Shirescenes Siphon C
by Mikkel Kjartan
Siphon C No. 1503 from the Shirescenes/Ratio kit
Here is another of the Shirescenes conversion kits for the Ratio 4-wheelers. It is a very useful model, as it presents a fairly simple kit for a widespread and much favoured prototype.
The Siphon Cs were mostly used for carrying milk, often in a branchline context. They have a very compact and well-proportioned look about them (steady there, old boy) which makes them one of my favourite types of GWR rolling stock. Kit-bashing aside, there are to my knowledge no other 4mm Siphon C's on the market for the less experienced modeller.
|The Siphon C before painting
Like the other Shirescenes conversion kits, the instructions are brief but just about sufficient (with a few exceptions, see below). The following is therefore just a brief run-down of the main steps.

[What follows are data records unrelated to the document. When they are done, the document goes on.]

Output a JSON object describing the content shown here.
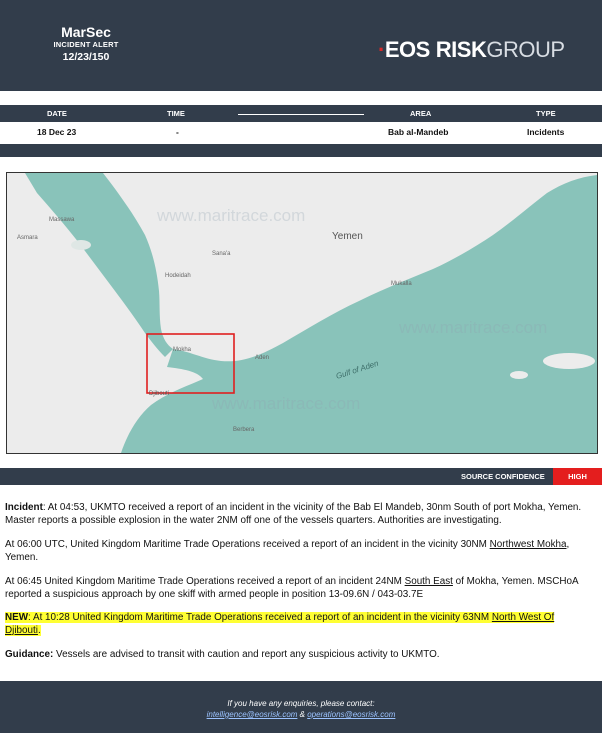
{
  "header": {
    "title": "MarSec",
    "subtitle": "INCIDENT ALERT",
    "ref": "12/23/150",
    "logo": {
      "eos": "EOS",
      "risk": "RISK",
      "group": "GROUP"
    }
  },
  "info_table": {
    "headers": {
      "date": "DATE",
      "time": "TIME",
      "area": "AREA",
      "type": "TYPE"
    },
    "values": {
      "date": "18 Dec 23",
      "time": "-",
      "area": "Bab al-Mandeb",
      "type": "Incidents"
    }
  },
  "map": {
    "watermark": "www.maritrace.com",
    "labels": {
      "yemen": "Yemen",
      "gulf": "Gulf of Aden",
      "djibouti": "Djibouti",
      "sanaa": "Sana'a",
      "hodeidah": "Hodeidah",
      "mukalla": "Mukalla",
      "aden": "Aden",
      "mokha": "Mokha",
      "berbera": "Berbera",
      "asmara": "Asmara",
      "massawa": "Massawa"
    },
    "colors": {
      "sea": "#89c3ba",
      "land": "#ececec",
      "box": "#e02020"
    }
  },
  "confidence": {
    "label": "SOURCE CONFIDENCE",
    "level": "HIGH",
    "color": "#e41e1e"
  },
  "report": {
    "p1": {
      "label": "Incident",
      "text": ": At 04:53, UKMTO received a report of an incident in the vicinity of the Bab El Mandeb, 30nm South of port Mokha, Yemen. Master reports a possible explosion in the water 2NM off one of the vessels quarters. Authorities are investigating."
    },
    "p2": {
      "pre": "At 06:00 UTC, United Kingdom Maritime Trade Operations received a report of an incident in the vicinity 30NM ",
      "ul": "Northwest Mokha",
      "post": ", Yemen."
    },
    "p3": {
      "pre": "At 06:45 United Kingdom Maritime Trade Operations received a report of an incident 24NM ",
      "ul": "South East",
      "post": " of Mokha, Yemen. MSCHoA reported a suspicious approach by one skiff with armed people in position 13-09.6N / 043-03.7E"
    },
    "p4": {
      "label": "NEW",
      "pre": ": At 10:28 United Kingdom Maritime Trade Operations received a report of an incident in the vicinity 63NM ",
      "ul": "North West Of Djibouti",
      "post": "."
    },
    "p5": {
      "label": "Guidance:",
      "text": " Vessels are advised to transit with caution and report any suspicious activity to UKMTO."
    }
  },
  "footer": {
    "line1": "If you have any enquiries, please contact:",
    "email1": "intelligence@eosrisk.com",
    "sep": " & ",
    "email2": "operations@eosrisk.com"
  }
}
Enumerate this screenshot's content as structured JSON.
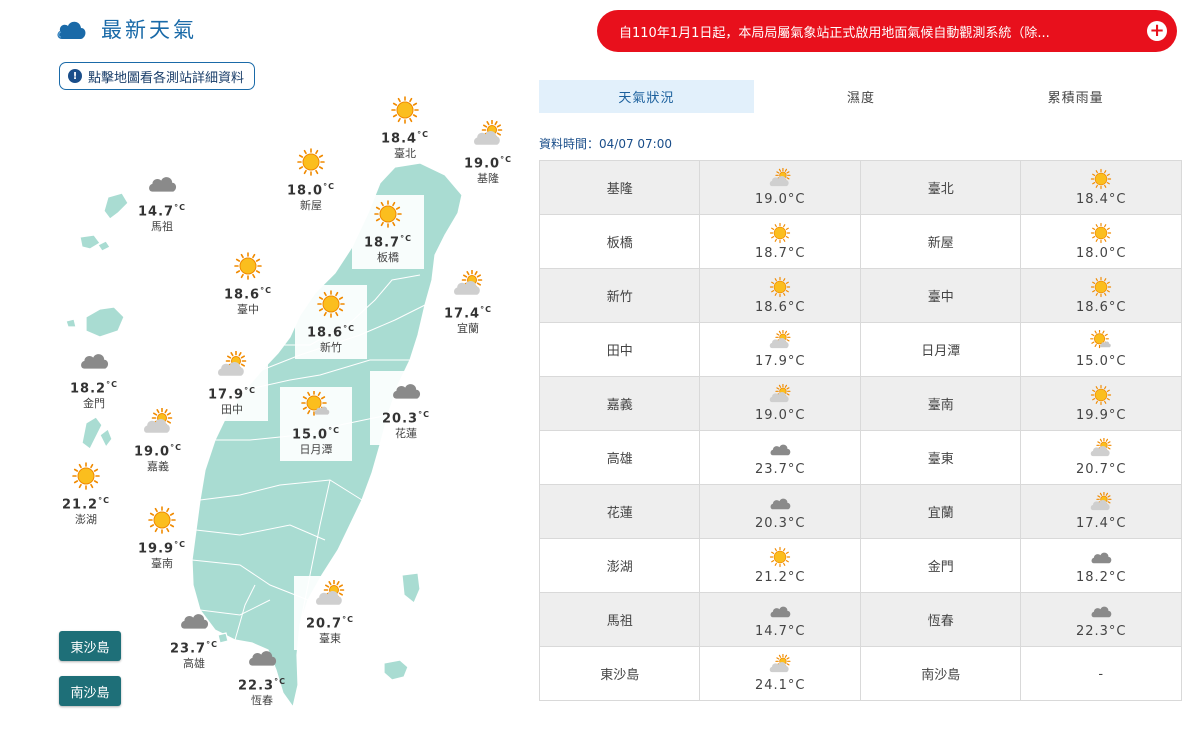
{
  "header": {
    "title": "最新天氣"
  },
  "map_hint": {
    "label": "點擊地圖看各測站詳細資料"
  },
  "alert": {
    "text": "自110年1月1日起，本局局屬氣象站正式啟用地面氣候自動觀測系統（除..."
  },
  "tabs": [
    {
      "label": "天氣狀況",
      "active": true
    },
    {
      "label": "濕度",
      "active": false
    },
    {
      "label": "累積雨量",
      "active": false
    }
  ],
  "data_time": "資料時間：04/07 07:00",
  "unit": "°C",
  "colors": {
    "accent": "#1a6aa8",
    "alert": "#e8101c",
    "land": "#a9dcd2",
    "island_button": "#1e6f78",
    "tab_active": "#e2f0fb"
  },
  "map_stations": [
    {
      "name": "臺北",
      "temp": "18.4",
      "icon": "sunny"
    },
    {
      "name": "基隆",
      "temp": "19.0",
      "icon": "partly-cloudy"
    },
    {
      "name": "新屋",
      "temp": "18.0",
      "icon": "sunny"
    },
    {
      "name": "板橋",
      "temp": "18.7",
      "icon": "sunny"
    },
    {
      "name": "馬祖",
      "temp": "14.7",
      "icon": "cloudy"
    },
    {
      "name": "臺中",
      "temp": "18.6",
      "icon": "sunny"
    },
    {
      "name": "新竹",
      "temp": "18.6",
      "icon": "sunny"
    },
    {
      "name": "宜蘭",
      "temp": "17.4",
      "icon": "partly-cloudy"
    },
    {
      "name": "金門",
      "temp": "18.2",
      "icon": "cloudy"
    },
    {
      "name": "田中",
      "temp": "17.9",
      "icon": "partly-cloudy"
    },
    {
      "name": "花蓮",
      "temp": "20.3",
      "icon": "cloudy"
    },
    {
      "name": "日月潭",
      "temp": "15.0",
      "icon": "sunny-cloud"
    },
    {
      "name": "嘉義",
      "temp": "19.0",
      "icon": "partly-cloudy"
    },
    {
      "name": "澎湖",
      "temp": "21.2",
      "icon": "sunny"
    },
    {
      "name": "臺南",
      "temp": "19.9",
      "icon": "sunny"
    },
    {
      "name": "臺東",
      "temp": "20.7",
      "icon": "partly-cloudy"
    },
    {
      "name": "高雄",
      "temp": "23.7",
      "icon": "cloudy"
    },
    {
      "name": "恆春",
      "temp": "22.3",
      "icon": "cloudy"
    }
  ],
  "island_buttons": [
    {
      "label": "東沙島"
    },
    {
      "label": "南沙島"
    }
  ],
  "table": [
    [
      {
        "name": "基隆",
        "temp": "19.0°C",
        "icon": "partly-cloudy"
      },
      {
        "name": "臺北",
        "temp": "18.4°C",
        "icon": "sunny"
      }
    ],
    [
      {
        "name": "板橋",
        "temp": "18.7°C",
        "icon": "sunny"
      },
      {
        "name": "新屋",
        "temp": "18.0°C",
        "icon": "sunny"
      }
    ],
    [
      {
        "name": "新竹",
        "temp": "18.6°C",
        "icon": "sunny"
      },
      {
        "name": "臺中",
        "temp": "18.6°C",
        "icon": "sunny"
      }
    ],
    [
      {
        "name": "田中",
        "temp": "17.9°C",
        "icon": "partly-cloudy"
      },
      {
        "name": "日月潭",
        "temp": "15.0°C",
        "icon": "sunny-cloud"
      }
    ],
    [
      {
        "name": "嘉義",
        "temp": "19.0°C",
        "icon": "partly-cloudy"
      },
      {
        "name": "臺南",
        "temp": "19.9°C",
        "icon": "sunny"
      }
    ],
    [
      {
        "name": "高雄",
        "temp": "23.7°C",
        "icon": "cloudy"
      },
      {
        "name": "臺東",
        "temp": "20.7°C",
        "icon": "partly-cloudy"
      }
    ],
    [
      {
        "name": "花蓮",
        "temp": "20.3°C",
        "icon": "cloudy"
      },
      {
        "name": "宜蘭",
        "temp": "17.4°C",
        "icon": "partly-cloudy"
      }
    ],
    [
      {
        "name": "澎湖",
        "temp": "21.2°C",
        "icon": "sunny"
      },
      {
        "name": "金門",
        "temp": "18.2°C",
        "icon": "cloudy"
      }
    ],
    [
      {
        "name": "馬祖",
        "temp": "14.7°C",
        "icon": "cloudy"
      },
      {
        "name": "恆春",
        "temp": "22.3°C",
        "icon": "cloudy"
      }
    ],
    [
      {
        "name": "東沙島",
        "temp": "24.1°C",
        "icon": "partly-cloudy"
      },
      {
        "name": "南沙島",
        "temp": "-",
        "icon": "none"
      }
    ]
  ]
}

- Building and shortening the Ratio underframe
The kit uses the Ratio plastic underframes originally made for the 4-wheel Brake Third to diagram T47. I bought both the underframe and the sides as a full set, and this included the original Ratio instructions for building the underframes. However, this may depend on the individual trader, so be sure to check that the underframe instructions are included when you buy. The underframe builds up fairly easily (see separate page on the Ratio 4-wheelers elsewhere in this section). It does however need to be shortened by a few millimeters at each end in order to fit the sides. I simply offered up the sides and cut the underframes accordingly.
- Folding the sides and ends
The etches for the sides and ends need to be folded up in order to produce the three-dimensional sides. The key is to keep in mind that the fold-lines in the etch always need to be on the inside of the etch. This sounds more complicated than it is, although I did have a little difficulty trying to get the outside framing to completely close the gap to the main body sides. Careful tweaking soon solved the problem however.
- Fitting the sides and ends
The folded-up sides and ends then need to be glued in place on the Ratio chassis. The etch has been treated to allow easy use of glue – I used superglue and this worked fine. I fitted the ends first, and the added the sides. The four inside corners were then secured further with glued-on blocks of rectangular plastic rodding. This is not mentioned in the instructions, but produced a more rigid body than would otherwise have been the case.
- Shortening the roof
As in some of the other Shirescenes kits, the instructions are a little vague on this aspect. Basically, a few millimeters need to be cut diagonally from the center of the plastic Ratio roof, in order for the roof to correspond with the length of the sides and shortened chassis. The exact amount to be removed will probably differ a little from model to model. I simply made a trial fitting of the roof and judged it on that basis. Cutting the roof was done with a razor saw. This was followed by careful filing and smoothing with wet and dry paper, in order to allow the two roof ends to fit back together as seamlessly as possible. As usual, I used liquid poly glue when joining the roof ends, as this dissolves the plastic slightly and allows the parts to "melt" together. Three ABS low ventilators were added to the roof.
- Adding the details
Some people may prefer to do this before the sides and ends are fitted to the chassis. In any event, this is the time-consuming part. All hinges for the 6 doors need to be secured separately, as does the various strapping, lamp-irons etc. It is certainly worth the effort and most people can do it, but it is fiddly and repetitive nonetheless. The trick is to apply just the right amount of glue: Too little and the items won't stick – too much and it will overflow. I added the glue with the tip of a needle, but even this requires care.
The grab-irons applied with the kit baffled me – I just couldn't figure out how they were to be attached (it's probably just me), and they seemed overly coarse compared to the other fittings. I ended up making my own, bent from wire. Buffer beam details included a new set of buffers from Alan Gibson, various vacuum pipes and coupling hooks. The 14mm Mansell wheels are also from Gibson.
That's it then. The result is a very decent little Siphon, useful on almost any GWR layout.